In short: I have nothing to do with maintenance of 11.0 unless the maintenance coordinator needs me.
Then, Is "storage-fixup" the package who fixes this problem? From http://software.opensuse.org , seems that it has versions for factory, SLED 10 and opensuse-10.3, Is save use factory rpm in 11.0 ? Thanks a lot for info
After reading storage-fixup.conf, seems that -B 255 is being used but, after reading https://wiki.ubuntu.com/DanielHahler/Bug59695 , seems that some drives would need -B 254 instead. Also laptop-mode-tools now uses 254 instead of 255 from 1.35 version as can be read in http://samwel.tk/laptop_mode/changelog Also, Is fully disabling Power Manager really needed? Wouldn't it cause some problems related with overheat or short battery lifetime? Seems that my hardrive is now using 128 value: # hdparm -I /dev/sda | grep Advanced Advanced power management level: 128 * Advanced Power Management feature set # smartctl -a /dev/sda -d ata | grep Load 193 Load_Cycle_Count 0x0032 090 090 000 Old_age Always - 218785 # smartctl -a /dev/sda -d ata | grep Power 9 Power_On_Seconds 0x0032 076 076 000 Old_age Always - 12338h+14m+13s 12 Power_Cycle_Count 0x0032 099 099 000 Old_age Always - 5498 192 Power-Off_Retract_Count 0x0032 098 098 000 Old_age Always - 569 I am not sure if 218785 is a good value, but, after reading "man hdparm": -B Set Advanced Power Management feature, if the drive supports it. A low value means aggressive power management and a high value means better performance. Possible settings range from values 1 through 127 (which permit spin-down), and values 128 through 254 (which do not permit spin-down). The highest degree of power management is attained with a setting of 1, and the highest I/O performance with a setting of 254. A value of 255 tells hdparm to disable Advanced Power Management altogether on the drive (not all drives support disabling it, but most do). Then, seems that 128 doesn't permit spin-down. Anyway, in hdparm man page also tells you that 254 could be needed in some cases instead of 255 Thanks a lot
(In reply to comment #70 from Pacho Ramos) > Then, Is "storage-fixup" the package who fixes this problem? From > http://software.opensuse.org , seems that it has versions for factory, SLED 10 > and opensuse-10.3, Is save use factory rpm in 11.0 ? Yes. But there will also be an online update for 11.0 delivered soon, so it should pop up in YOU shortly without the need for adding any buildservice repositories.

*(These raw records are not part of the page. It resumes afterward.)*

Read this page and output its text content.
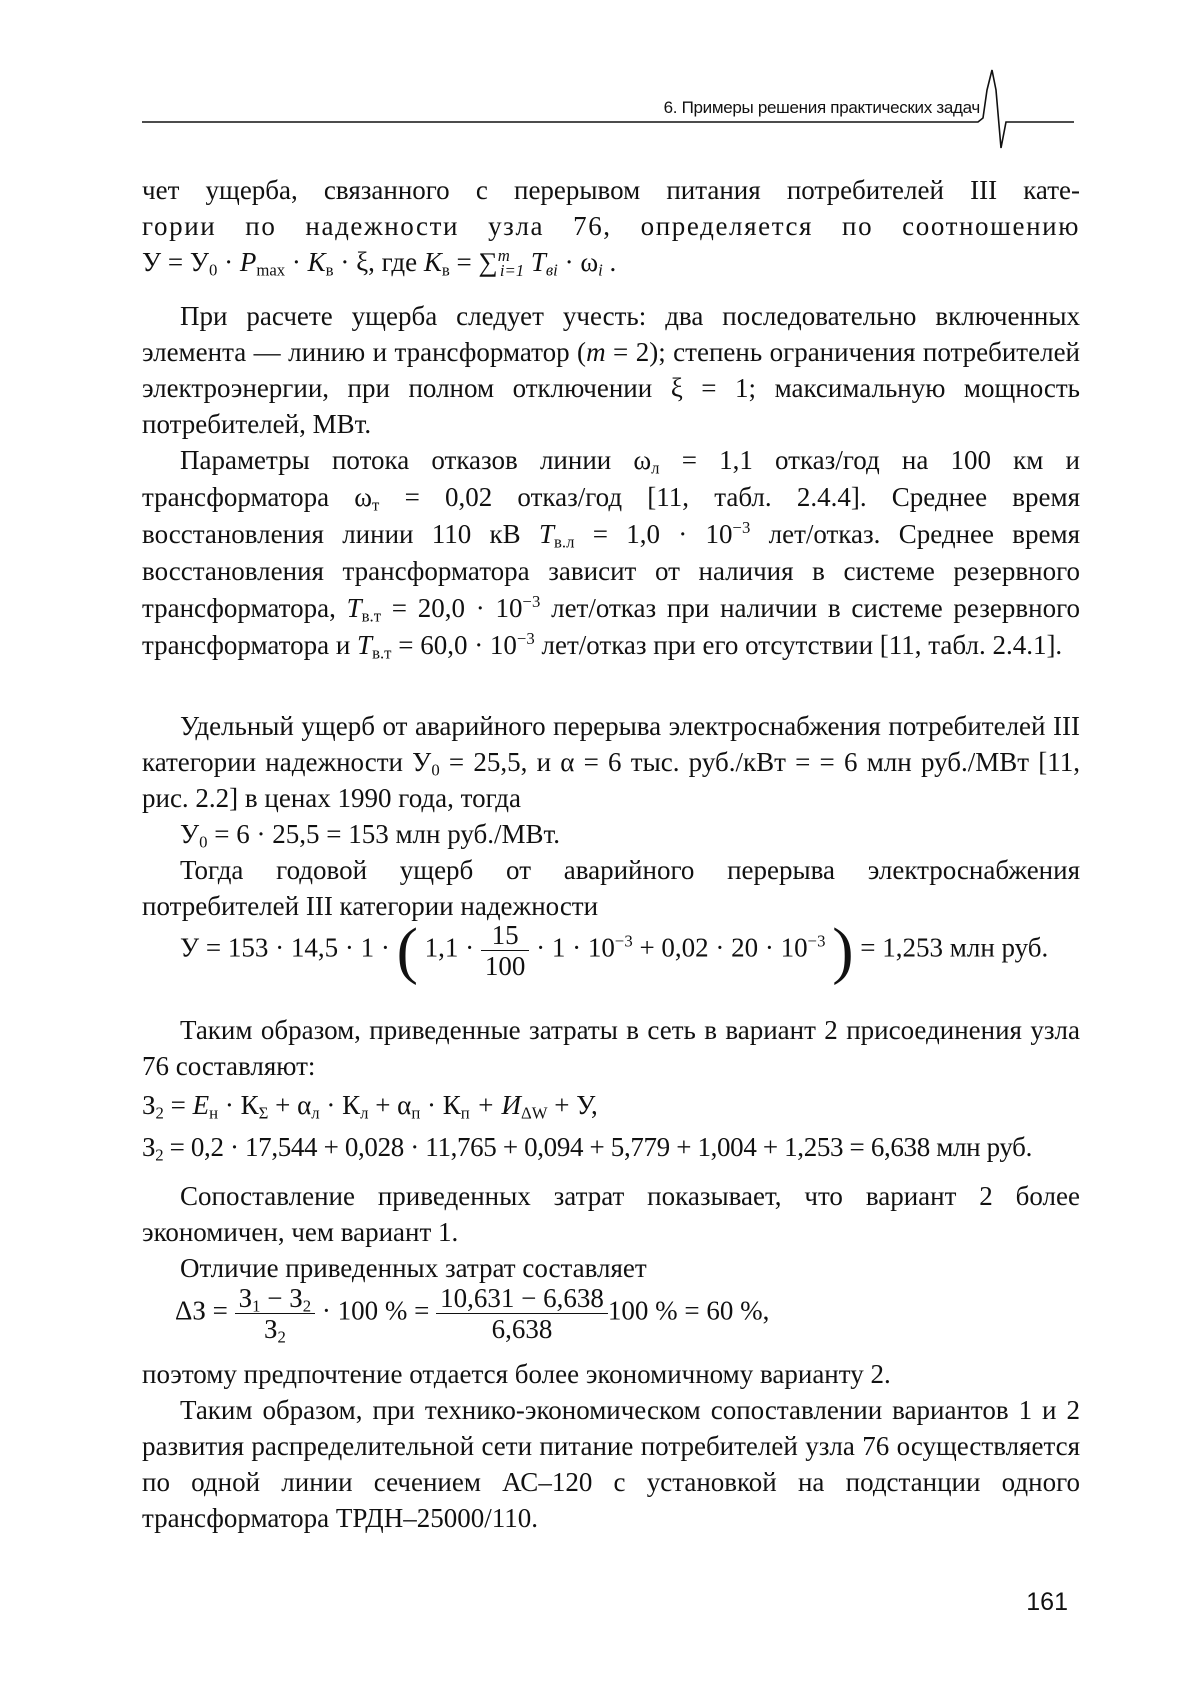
6. Примеры решения практических задач
чет ущерба, связанного с перерывом питания потребителей III кате-
гории по надежности узла 76, определяется по соотношению
$У = У_0 \cdot P_{max} \cdot K_в \cdot \xi$, где $K_в = \sum^m_{i=1}$ $T_{вi} \cdot \omega_i$ .

При расчете ущерба следует учесть: два последовательно включенных элемента — линию и трансформатор (m = 2); степень ограничения потребителей электроэнергии, при полном отключении ξ = 1; максимальную мощность потребителей, МВт.

Параметры потока отказов линии $\omega_л = 1,1$ отказ/год на 100 км и трансформатора $\omega_т = 0,02$ отказ/год [11, табл. 2.4.4]. Среднее время восстановления линии 110 кВ $T_{в.л} = 1,0 \cdot 10^{-3}$ лет/отказ. Среднее время восстановления трансформатора зависит от наличия в системе резервного трансформатора, $T_{в.т} = 20,0 \cdot 10^{-3}$ лет/отказ при наличии в системе резервного трансформатора и $T_{в.т} = 60,0 \cdot 10^{-3}$ лет/отказ при его отсутствии [11, табл. 2.4.1].

Удельный ущерб от аварийного перерыва электроснабжения потребителей III категории надежности $У_0 = 25,5$, и α = 6 тыс. руб./кВт = = 6 млн руб./МВт [11, рис. 2.2] в ценах 1990 года, тогда

$У_0 = 6 \cdot 25,5 = 153$ млн руб./МВт.

Тогда годовой ущерб от аварийного перерыва электроснабжения потребителей III категории надежности

У = 153 · 14,5 · 1 · ( $1,1 \cdot \frac{15}{100} \cdot 1 \cdot 10^{-3} + 0,02 \cdot 20 \cdot 10^{-3}$ ) = 1,253 млн руб.

Таким образом, приведенные затраты в сеть в вариант 2 присоединения узла 76 составляют:

$З_2 = E_н \cdot К_\Sigma + \alpha_л \cdot К_л + \alpha_п \cdot К_п + И_{\Delta W} + У$,
$З_2 = 0,2 \cdot 17,544 + 0,028 \cdot 11,765 + 0,094 + 5,779 + 1,004 + 1,253 = 6,638$ млн руб.

Сопоставление приведенных затрат показывает, что вариант 2 более экономичен, чем вариант 1.

Отличие приведенных затрат составляет

$\Delta З = \frac{З_1 - З_2}{З_2} \cdot 100$ % = $\frac{10,631 - 6,638}{6,638} 100$ % = 60 %,

поэтому предпочтение отдается более экономичному варианту 2.

Таким образом, при технико-экономическом сопоставлении вариантов 1 и 2 развития распределительной сети питание потребителей узла 76 осуществляется по одной линии сечением АС–120 с установкой на подстанции одного трансформатора ТРДН–25000/110.

161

(In reply to comment #71 from Pacho Ramos) > After reading storage-fixup.conf, seems that -B 255 is being used but, after > reading https://wiki.ubuntu.com/DanielHahler/Bug59695 , seems that some drives > would need -B 254 instead. Also laptop-mode-tools now uses 254 instead of 255 > from 1.35 version as can be read in http://samwel.tk/laptop_mode/changelog > > Also, Is fully disabling Power Manager really needed? Wouldn't it cause some > problems related with overheat or short battery lifetime? As discussed above, no one value suits every drive. I hope it were like that but the standard isn't too specific about which value means exactly what. Furthermore, this is ATA and vendors often forget to follow the spec. So, for some drives, 255 is a good value for others 254, yet others 128. That's why storage-fixup matches specific machines and use appropriate commands. We'll need to find out which value is the appropriate one for specific machine and add it machine-by-machine.
OK, thanks a lot for explanation
released
From now on, please use the following wiki page to track this problem and report new ones to linux-ide@vger.kernel.org as this problem is not specific to SUSE. http://ata.wiki.kernel.org/index.php/Known_issues Thanks.